Le respirianisme surveillé comme une secte

Les réseaux sociaux se font l’écho, ce mois de juin 2017, d’un article paru dans Paris Match, où un couple de respirianistes annonce ne se nourrir que trois fois par semaine et de manière frugale. Ils déclarent, comme tous les adeptes de ce mode de vie, que cela leur suffit et qu’ils absorbent également des nutriments de l’air et du soleil. La consommation d’eau aussi est limitée.

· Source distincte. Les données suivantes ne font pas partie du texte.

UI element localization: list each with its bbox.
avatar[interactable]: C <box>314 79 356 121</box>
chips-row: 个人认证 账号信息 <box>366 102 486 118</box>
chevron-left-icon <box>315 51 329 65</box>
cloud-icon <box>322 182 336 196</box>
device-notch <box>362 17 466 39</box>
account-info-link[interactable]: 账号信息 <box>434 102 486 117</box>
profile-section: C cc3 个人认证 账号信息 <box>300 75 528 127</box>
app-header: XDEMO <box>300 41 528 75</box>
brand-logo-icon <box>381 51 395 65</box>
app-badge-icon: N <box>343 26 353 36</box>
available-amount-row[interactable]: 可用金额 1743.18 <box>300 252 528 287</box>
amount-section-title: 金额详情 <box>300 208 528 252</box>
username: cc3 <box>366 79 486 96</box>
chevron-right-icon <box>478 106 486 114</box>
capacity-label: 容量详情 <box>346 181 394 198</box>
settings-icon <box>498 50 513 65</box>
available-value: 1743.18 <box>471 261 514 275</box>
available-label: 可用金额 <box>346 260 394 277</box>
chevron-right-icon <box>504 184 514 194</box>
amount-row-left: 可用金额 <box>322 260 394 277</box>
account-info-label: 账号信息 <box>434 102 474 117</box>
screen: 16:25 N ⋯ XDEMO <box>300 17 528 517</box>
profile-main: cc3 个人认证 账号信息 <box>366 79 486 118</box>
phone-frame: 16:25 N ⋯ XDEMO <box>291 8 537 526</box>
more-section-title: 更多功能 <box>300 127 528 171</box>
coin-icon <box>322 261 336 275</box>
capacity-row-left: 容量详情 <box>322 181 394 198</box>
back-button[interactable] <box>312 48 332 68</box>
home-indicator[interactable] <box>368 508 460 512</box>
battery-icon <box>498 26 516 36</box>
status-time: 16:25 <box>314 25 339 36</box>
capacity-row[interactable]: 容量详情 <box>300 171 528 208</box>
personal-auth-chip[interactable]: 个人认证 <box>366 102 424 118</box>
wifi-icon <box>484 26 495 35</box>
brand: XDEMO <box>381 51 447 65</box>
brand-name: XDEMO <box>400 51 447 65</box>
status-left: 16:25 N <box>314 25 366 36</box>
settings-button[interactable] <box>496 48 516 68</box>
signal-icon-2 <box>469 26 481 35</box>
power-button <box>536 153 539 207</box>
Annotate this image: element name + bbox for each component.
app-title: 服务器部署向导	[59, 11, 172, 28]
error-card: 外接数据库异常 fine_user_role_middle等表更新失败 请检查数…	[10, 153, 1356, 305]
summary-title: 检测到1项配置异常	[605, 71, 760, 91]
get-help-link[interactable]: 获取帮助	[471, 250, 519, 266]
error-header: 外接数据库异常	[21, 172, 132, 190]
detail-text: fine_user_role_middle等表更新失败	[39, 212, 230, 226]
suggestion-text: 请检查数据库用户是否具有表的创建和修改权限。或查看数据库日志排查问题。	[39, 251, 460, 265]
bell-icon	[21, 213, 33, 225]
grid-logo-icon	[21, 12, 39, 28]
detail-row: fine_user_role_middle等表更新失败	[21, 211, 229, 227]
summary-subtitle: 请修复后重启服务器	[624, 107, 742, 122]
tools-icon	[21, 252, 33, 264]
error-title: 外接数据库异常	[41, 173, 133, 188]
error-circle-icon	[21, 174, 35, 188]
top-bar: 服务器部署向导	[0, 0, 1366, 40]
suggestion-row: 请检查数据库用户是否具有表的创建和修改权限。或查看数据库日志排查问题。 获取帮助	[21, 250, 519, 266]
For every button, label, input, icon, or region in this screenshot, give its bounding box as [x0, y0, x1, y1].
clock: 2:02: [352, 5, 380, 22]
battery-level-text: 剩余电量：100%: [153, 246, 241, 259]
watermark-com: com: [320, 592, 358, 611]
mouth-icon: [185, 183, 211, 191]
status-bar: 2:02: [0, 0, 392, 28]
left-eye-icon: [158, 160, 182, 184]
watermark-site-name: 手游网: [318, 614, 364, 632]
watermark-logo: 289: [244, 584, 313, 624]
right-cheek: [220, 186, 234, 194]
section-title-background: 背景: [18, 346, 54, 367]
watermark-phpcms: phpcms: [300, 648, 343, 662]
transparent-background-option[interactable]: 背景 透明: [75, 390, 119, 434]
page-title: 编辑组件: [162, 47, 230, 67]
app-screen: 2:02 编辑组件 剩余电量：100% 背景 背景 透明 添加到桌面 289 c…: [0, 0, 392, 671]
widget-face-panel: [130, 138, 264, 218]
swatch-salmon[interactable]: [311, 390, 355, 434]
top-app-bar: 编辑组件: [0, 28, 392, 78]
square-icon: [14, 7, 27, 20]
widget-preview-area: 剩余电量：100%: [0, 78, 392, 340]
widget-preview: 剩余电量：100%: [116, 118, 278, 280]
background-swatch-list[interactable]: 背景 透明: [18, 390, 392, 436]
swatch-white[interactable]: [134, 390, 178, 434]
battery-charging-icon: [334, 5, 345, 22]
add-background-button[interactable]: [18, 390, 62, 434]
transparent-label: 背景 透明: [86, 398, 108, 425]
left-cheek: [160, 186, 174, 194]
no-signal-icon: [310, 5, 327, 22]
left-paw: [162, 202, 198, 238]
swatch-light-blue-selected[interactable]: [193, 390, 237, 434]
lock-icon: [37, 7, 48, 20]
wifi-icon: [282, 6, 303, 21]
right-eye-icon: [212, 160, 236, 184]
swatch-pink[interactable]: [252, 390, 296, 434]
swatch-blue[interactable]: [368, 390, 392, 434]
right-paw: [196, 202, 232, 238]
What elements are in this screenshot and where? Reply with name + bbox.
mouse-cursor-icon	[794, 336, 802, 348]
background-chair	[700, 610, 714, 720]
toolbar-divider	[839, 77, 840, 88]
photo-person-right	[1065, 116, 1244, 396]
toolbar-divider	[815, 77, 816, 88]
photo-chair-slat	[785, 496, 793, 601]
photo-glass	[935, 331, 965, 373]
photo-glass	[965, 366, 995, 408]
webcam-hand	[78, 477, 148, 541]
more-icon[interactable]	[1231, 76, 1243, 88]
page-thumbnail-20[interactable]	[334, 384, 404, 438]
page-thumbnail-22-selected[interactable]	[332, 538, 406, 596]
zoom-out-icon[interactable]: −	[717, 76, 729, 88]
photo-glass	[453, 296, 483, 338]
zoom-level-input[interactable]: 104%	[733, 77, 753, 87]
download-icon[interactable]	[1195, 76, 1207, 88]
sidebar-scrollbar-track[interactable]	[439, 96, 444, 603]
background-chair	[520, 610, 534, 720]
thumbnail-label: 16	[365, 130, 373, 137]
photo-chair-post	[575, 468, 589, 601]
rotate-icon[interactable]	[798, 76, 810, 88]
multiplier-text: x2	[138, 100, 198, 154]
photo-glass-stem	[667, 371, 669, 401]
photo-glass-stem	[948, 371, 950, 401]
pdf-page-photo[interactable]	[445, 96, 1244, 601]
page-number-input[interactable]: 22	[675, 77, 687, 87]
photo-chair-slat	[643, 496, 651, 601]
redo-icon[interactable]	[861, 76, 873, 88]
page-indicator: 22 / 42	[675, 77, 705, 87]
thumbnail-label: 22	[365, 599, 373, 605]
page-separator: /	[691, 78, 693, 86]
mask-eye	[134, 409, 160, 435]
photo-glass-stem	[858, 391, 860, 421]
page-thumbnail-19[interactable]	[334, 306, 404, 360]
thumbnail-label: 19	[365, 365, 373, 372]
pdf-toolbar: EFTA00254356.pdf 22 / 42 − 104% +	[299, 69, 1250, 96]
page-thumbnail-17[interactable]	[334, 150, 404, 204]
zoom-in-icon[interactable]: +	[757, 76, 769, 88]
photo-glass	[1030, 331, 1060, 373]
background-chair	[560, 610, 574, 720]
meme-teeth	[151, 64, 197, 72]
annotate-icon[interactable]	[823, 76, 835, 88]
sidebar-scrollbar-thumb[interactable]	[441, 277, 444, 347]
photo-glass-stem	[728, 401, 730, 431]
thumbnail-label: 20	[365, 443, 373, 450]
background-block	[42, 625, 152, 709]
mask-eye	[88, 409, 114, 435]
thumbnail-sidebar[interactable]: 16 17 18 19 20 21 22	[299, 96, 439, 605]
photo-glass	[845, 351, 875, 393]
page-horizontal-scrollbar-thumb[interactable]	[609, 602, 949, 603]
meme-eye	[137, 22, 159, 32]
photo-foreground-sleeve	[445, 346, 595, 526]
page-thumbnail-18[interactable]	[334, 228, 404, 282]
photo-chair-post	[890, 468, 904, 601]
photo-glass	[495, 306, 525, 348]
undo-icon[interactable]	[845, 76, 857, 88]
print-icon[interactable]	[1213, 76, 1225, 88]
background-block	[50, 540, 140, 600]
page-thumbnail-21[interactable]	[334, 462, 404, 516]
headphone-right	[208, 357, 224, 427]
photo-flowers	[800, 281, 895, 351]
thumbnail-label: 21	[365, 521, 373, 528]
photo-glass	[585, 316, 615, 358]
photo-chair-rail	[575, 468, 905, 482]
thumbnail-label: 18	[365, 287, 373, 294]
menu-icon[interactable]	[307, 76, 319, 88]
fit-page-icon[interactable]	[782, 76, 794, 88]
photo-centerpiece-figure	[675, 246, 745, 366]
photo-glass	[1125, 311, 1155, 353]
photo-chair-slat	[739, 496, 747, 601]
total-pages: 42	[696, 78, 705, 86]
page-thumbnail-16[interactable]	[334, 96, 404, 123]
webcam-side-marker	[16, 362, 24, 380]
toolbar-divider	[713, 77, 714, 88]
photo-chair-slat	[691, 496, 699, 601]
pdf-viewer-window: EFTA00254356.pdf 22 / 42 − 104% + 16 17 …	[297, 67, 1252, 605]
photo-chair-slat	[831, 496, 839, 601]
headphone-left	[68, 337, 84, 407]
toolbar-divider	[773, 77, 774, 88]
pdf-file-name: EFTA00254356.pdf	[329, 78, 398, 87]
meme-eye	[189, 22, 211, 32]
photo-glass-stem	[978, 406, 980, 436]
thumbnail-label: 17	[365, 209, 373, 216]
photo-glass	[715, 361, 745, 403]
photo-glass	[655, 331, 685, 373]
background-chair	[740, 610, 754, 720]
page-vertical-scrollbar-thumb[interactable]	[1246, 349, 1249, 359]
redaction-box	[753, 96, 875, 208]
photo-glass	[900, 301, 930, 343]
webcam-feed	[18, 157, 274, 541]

Les photos du couple, Akahi Rocardo et Camila Castello, ont de quoi étonner : ils sont en parfaite santé, alors que ça paraît impossible. Et en fait, ça l’est : le respirianisme est une pratique considérée dangereuse, si bien que la Miviludes (Mission interministérielle de vigilance et de lutte contre les dérives sectaires) surveille le mouvement de près. Ils ne sont toutefois pas considérés secte.

Des effets néfastes sur le corps humain

La Miviludes tire la sonnette d’alarme, de même que plusieurs médecins qui se sont intéressés à cette tendance : le respirianisme ne se base sur aucune étude scientifique et paraît comme une fraude. S’il est vrai que l’homme peut se nourrir moins en règle générale et survivre, selon Eric Fontaine, nutritionniste et président du Collectif de lutte contre la dénutrition cité par 20 Minutes « Avec trois repas par semaine, on peut tenir une année ou deux, mais une personne dénutrie finit par mourir quand elle a perdu la moitié de ses muscles. Le plus souvent d’une infection ou d’un problème cardiaque ».

Le respirianisme, de l'avis concorde de tous les médecins, est donc dangereux pour la santé. Mais les réseaux sociaux semblent permettre au mouvement de se répandre, surtout auprès de la jeune génération.